Si l’on doit tenter de prédire l’avenir du processus actuel, l’économie africaine, sans innovation endogène mais aussi réduction des contraintes internes et externes, ne pourra que se scinder en autant de composantes que de dirigeants à la tête des Etats. En réalité, les différences risquent de s’accentuer avec des améliorations notables dans les pays et régions faisant reposer leur gouvernance économique et politique sur le respect d’un Etat de droit et une démocratie non palliative. La pauvreté ne pourra se réduire que si les Etats prennent conscience que cette réduction passe par une meilleure redistribution des fruits de la croissance à l’intérieur même des territoires nationaux, et a fortiori entre les pays ayant en partage le français. Il est donc bien question de réussir la mutation de l’économie africaine, et celle-ci ne pourra se faire que dans le cadre d’une approche multisectorielle et avec des expertises multidisciplinaires.
Je considère mon intervention, non pas comme une solution à la question posée à savoir “L’avenir de l’économie africaine dans le cadre de la mondialisation des échanges”, mais comme l’occasion de sensibiliser tous les participants et plus particulièrement les hautes autorités de la francophonie sur l’impérieuse nécessité d’une attention particulière à l’économie des pays dans lesquels le pouvoir d’achat des populations ne permet pas de soutenir une vraie compétition mondiale. Aussi, au lieu d’avoir des gagnants et des perdants au sein de la famille francophone, voire des exclus, il y a lieu de consacrer non seulement de la réflexion mais d’œuvrer peut-être à proposer des solutions concrètes pour sortir des impasses que constituent pour beaucoup de pays africains les nouveaux accords de partenariats commerciaux entre les pays du Nord et ceux du Sud, mais aussi à rendre plus transparents, les accords entre les pays émergents dont la Chine et les pays africains.
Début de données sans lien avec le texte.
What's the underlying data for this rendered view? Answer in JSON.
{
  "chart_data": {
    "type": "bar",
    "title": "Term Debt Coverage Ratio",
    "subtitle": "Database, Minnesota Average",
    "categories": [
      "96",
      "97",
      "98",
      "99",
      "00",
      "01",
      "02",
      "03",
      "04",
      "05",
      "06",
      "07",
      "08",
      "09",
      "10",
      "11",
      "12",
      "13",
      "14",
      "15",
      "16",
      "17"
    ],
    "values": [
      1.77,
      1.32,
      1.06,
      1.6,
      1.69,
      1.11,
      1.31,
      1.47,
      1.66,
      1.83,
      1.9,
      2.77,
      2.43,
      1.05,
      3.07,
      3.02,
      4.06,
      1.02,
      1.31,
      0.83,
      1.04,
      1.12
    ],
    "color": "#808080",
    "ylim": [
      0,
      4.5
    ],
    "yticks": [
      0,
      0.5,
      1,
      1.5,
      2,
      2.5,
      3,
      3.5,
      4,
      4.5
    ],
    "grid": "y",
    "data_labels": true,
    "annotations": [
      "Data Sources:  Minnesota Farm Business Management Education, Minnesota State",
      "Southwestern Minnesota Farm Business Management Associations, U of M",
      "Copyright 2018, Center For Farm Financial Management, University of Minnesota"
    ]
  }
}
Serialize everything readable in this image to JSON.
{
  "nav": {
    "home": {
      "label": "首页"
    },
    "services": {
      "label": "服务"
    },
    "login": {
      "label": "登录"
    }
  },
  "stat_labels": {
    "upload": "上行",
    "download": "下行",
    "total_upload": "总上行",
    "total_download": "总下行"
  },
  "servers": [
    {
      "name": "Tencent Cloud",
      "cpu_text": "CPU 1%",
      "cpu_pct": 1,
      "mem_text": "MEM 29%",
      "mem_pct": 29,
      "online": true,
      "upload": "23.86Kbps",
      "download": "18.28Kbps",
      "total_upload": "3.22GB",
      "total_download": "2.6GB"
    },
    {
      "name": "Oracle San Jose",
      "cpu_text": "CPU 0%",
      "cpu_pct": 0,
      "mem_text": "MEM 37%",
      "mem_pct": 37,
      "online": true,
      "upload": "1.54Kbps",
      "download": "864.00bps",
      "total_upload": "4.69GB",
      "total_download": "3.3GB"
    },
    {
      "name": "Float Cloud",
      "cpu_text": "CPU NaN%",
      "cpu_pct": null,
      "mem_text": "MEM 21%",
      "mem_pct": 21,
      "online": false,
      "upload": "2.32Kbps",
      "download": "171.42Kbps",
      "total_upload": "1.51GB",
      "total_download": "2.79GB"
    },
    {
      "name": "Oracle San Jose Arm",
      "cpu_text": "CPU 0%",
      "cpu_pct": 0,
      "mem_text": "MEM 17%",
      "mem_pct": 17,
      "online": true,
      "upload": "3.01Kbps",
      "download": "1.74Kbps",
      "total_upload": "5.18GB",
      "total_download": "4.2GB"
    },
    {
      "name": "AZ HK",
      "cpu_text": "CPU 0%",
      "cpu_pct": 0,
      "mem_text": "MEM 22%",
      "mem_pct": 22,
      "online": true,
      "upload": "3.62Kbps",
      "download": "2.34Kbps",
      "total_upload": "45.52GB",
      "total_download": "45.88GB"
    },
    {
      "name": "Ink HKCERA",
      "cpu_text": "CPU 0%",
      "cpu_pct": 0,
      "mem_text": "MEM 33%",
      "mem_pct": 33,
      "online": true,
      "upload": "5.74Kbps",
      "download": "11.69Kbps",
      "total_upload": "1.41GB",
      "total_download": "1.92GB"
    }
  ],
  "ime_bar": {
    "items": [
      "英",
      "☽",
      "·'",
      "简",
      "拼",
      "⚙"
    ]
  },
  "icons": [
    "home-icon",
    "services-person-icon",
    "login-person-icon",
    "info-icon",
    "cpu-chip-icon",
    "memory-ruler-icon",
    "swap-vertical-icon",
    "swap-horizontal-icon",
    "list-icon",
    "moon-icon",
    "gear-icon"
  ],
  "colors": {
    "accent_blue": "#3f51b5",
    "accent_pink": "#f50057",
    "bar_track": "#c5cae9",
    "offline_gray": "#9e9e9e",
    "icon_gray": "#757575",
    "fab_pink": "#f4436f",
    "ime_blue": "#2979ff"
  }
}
La mauvaise trajectoire pour l’économie africaine est la paupérisation par poches isolées et marginalisées, ce qui ne peut que réveiller des relents d’extrémisme et de violence qui mettraient en danger la paix. La bonne trajectoire pour l’économie africaine serait alors le sursaut de solidarité d’abord entre pays francophones, ensuite entre le monde francophone et le reste du monde avec en filigrane des formes nouvelles de création de richesses partagées, venant soutenir de manière structurelle un développement harmonieux respectueux de l’humain.
Mesdames, Messieurs,
Aujourd’hui il émerge une nouvelle génération d’Africains avec un capital multiculturel évident et des expertises variées qui porte un nouveau regard sur l’Afrique, et propose de nouveaux horizons pour les populations. C’est la preuve qu’une mutation est en cours pour promouvoir une économie africaine compétitive. Ainsi les démocraties palliatives ne peuvent plus perdurer si l’économie africaine doit émerger au service des populations locales. Il y va de la responsabilité de nous tous, même s’il appartient aux Africains eux-mêmes de structurer leur destin commun. Il s’agit réellement de bâtir dans l’union de nouvelles formes de dialogue responsable où le principe du gagnant-gagnant n’est plus décrété de manière unilatérale par l’une ou l’autre des parties. L’Organisation Internationale de la Francophonie, de par sa mission, sa fonction et ses dirigeants actuels, ne peut qu’être le catalyseur idéal pour fonder ce nouveau partenariat que j’appelle de tous mes vœux. Il faut donc bien trouver un consensus nouveau, et cela suppose des initiatives de plus en plus audacieuses et opérationnelles qui impliquent les populations, une garantie sur les règles du jeu politique et institutionnel aussi bien dans l’environnement des affaires que du droit. Dans cette perspective, le rôle fondamental des médias, des mouvements citoyens et des organisations non gouvernementales pour améliorer le civisme ne saurait être relégué au second plan. L’exigence de mieux être des populations fera que dans les années à venir, c’est l’urbanisation incontrôlée, le déni de l’accès à la terre, les limitations dans les formations des expertises adaptées et la vérité des comptes publics qui formeront les principaux défis auxquels l’économie devra faire face.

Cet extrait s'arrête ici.